Writing in The Atlantic, Columbia University linguistics Professor John McWhorter reports that in a three-week period earlier this summer, he counted about 150 emailed messages from peers across the nation who expressed fear for their jobs and reputations for dissenting — even slightly — with progressive orthodoxies.
His piece offers several anecdotes, including these:
One professor notes, “Even with tenure and authority, I worry that students could file spurious Title IX complaints … or that students could boycott me or remove me as Chair.” I have no reason to suppose that he is being dramatic, because exactly this, he says, happened to his predecessor.
A statistics professor says: “I routinely discuss the fallacy of assuming that disparity implies discrimination, which is just a specific way of confusing correlation for causality. Frankly, I’m now somewhat afraid to broach these topics … since according to the new faith, disparity actually is conclusive evidence of discrimination.”

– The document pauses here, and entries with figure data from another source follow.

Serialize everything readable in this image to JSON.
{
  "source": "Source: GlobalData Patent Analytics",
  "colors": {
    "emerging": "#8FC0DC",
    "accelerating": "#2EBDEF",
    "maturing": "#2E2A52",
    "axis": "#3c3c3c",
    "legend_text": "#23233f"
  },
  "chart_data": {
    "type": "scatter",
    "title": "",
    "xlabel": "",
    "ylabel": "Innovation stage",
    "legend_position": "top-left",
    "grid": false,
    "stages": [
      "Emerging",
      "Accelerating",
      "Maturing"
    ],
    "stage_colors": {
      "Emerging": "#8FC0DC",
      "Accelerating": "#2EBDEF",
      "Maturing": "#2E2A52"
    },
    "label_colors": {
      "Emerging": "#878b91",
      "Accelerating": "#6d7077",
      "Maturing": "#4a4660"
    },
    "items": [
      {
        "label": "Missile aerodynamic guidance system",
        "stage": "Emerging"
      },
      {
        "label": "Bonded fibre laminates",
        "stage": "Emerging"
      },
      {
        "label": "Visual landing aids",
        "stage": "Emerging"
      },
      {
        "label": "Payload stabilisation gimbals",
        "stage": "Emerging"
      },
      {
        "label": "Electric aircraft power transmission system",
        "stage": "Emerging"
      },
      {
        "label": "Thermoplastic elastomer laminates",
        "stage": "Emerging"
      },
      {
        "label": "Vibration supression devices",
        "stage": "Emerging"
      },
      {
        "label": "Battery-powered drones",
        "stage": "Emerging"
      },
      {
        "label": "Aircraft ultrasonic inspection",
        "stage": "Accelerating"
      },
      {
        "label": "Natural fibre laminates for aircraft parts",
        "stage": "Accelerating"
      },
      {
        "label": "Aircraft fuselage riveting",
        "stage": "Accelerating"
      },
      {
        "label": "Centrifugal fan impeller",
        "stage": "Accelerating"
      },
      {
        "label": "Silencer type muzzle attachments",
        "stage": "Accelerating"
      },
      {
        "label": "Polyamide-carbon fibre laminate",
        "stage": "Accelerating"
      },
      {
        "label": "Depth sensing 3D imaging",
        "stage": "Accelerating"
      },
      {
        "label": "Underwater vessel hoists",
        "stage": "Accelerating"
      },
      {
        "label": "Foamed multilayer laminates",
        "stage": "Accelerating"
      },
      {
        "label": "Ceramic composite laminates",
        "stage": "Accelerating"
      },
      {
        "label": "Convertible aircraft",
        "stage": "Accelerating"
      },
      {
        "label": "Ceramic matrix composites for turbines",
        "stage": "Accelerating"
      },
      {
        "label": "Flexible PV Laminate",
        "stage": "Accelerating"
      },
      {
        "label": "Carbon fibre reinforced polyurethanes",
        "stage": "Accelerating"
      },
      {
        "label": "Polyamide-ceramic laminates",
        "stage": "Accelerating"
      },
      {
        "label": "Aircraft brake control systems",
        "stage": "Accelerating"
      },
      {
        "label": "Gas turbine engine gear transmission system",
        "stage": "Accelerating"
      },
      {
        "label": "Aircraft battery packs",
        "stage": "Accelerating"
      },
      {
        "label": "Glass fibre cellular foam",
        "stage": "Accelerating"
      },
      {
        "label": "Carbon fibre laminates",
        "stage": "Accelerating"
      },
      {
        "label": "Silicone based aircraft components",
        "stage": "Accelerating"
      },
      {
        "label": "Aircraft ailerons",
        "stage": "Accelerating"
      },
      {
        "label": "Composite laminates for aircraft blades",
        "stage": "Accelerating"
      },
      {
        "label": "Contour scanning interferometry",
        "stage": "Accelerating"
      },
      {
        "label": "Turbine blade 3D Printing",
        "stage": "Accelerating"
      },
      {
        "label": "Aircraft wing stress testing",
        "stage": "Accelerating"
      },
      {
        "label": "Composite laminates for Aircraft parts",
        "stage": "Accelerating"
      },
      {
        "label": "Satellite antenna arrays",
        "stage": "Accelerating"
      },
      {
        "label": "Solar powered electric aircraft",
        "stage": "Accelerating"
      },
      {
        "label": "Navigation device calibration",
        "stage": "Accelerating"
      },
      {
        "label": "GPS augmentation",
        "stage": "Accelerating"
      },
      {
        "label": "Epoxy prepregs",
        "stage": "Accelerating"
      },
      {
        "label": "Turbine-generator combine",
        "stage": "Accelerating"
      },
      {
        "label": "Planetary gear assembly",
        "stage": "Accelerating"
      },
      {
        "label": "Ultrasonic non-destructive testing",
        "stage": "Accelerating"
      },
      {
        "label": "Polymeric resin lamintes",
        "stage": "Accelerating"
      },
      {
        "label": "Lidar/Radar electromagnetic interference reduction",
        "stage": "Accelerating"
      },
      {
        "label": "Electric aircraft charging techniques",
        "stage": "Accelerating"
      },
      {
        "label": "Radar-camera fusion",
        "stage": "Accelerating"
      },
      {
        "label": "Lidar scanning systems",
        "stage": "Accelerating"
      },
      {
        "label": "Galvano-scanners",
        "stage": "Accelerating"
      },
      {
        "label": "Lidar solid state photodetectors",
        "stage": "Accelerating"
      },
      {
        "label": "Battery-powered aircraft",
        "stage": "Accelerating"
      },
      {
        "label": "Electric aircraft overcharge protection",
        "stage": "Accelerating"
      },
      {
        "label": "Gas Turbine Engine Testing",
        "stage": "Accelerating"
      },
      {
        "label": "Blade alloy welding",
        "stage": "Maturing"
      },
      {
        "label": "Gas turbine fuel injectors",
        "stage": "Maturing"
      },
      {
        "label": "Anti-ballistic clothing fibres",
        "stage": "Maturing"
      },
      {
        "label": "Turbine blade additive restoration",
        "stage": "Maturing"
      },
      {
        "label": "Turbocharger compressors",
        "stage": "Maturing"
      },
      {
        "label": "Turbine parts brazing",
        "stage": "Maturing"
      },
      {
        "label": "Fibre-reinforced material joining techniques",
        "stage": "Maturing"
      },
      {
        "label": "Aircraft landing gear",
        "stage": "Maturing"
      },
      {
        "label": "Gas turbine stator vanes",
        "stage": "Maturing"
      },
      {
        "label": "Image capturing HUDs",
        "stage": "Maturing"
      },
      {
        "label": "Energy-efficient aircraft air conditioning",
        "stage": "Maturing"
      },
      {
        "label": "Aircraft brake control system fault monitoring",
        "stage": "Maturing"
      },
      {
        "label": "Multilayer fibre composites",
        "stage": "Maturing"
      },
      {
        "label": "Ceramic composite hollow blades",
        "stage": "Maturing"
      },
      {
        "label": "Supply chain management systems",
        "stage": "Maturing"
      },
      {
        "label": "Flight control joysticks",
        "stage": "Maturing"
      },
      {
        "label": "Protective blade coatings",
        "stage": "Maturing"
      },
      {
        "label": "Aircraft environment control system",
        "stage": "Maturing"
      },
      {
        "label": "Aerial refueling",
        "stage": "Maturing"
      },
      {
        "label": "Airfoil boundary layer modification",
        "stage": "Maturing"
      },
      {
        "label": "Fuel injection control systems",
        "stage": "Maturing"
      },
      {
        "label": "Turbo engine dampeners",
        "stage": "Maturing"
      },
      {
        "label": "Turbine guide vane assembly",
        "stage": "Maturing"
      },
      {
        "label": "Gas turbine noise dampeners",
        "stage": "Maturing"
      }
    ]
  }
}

… an assistant professor reports having recently just survived an attack by a cadre of scholars who are “unspeakably mean and disingenuous once they have you in their sights,” regularly “mounting PR campaigns to get academics and grad students fired, removed from programs, expelled from scholarly groups, or simply to cease speaking.”
Being nonwhite leaves one protected in this environment only to the extent that one toes the ideological line. An assistant professor of color who cannot quite get with the program writes, “At the moment, I’m more anxious about this problem than anything else in my career,” noting that “the truth is that over the last few years, this new norm of intolerance and cult of social justice has marginalized me more than all racism I have ever faced in my life.” …
One professor committed the sin of “privileging the white male perspective” in giving a lecture on the philosophy of one of the Founding Fathers, even though Frederick Douglass sang that Founder’s praises. The administration tried to make him sit in a “listening circle,” in which his job was to stay silent while students explained how he had hurt them—in other words, a 21st-century-American version of a struggle session straight out of the Cultural Revolution.
McWhorter points out in his conclusion that these anecdotes are the tip of the iceberg:
… let’s face it: Half a dozen reports of teachers grading Black students more harshly than white students would be accepted by many as demonstrating a stain on our entire national fabric. These 150 missives stand as an articulate demonstration of something general—and deeply disturbing—as well.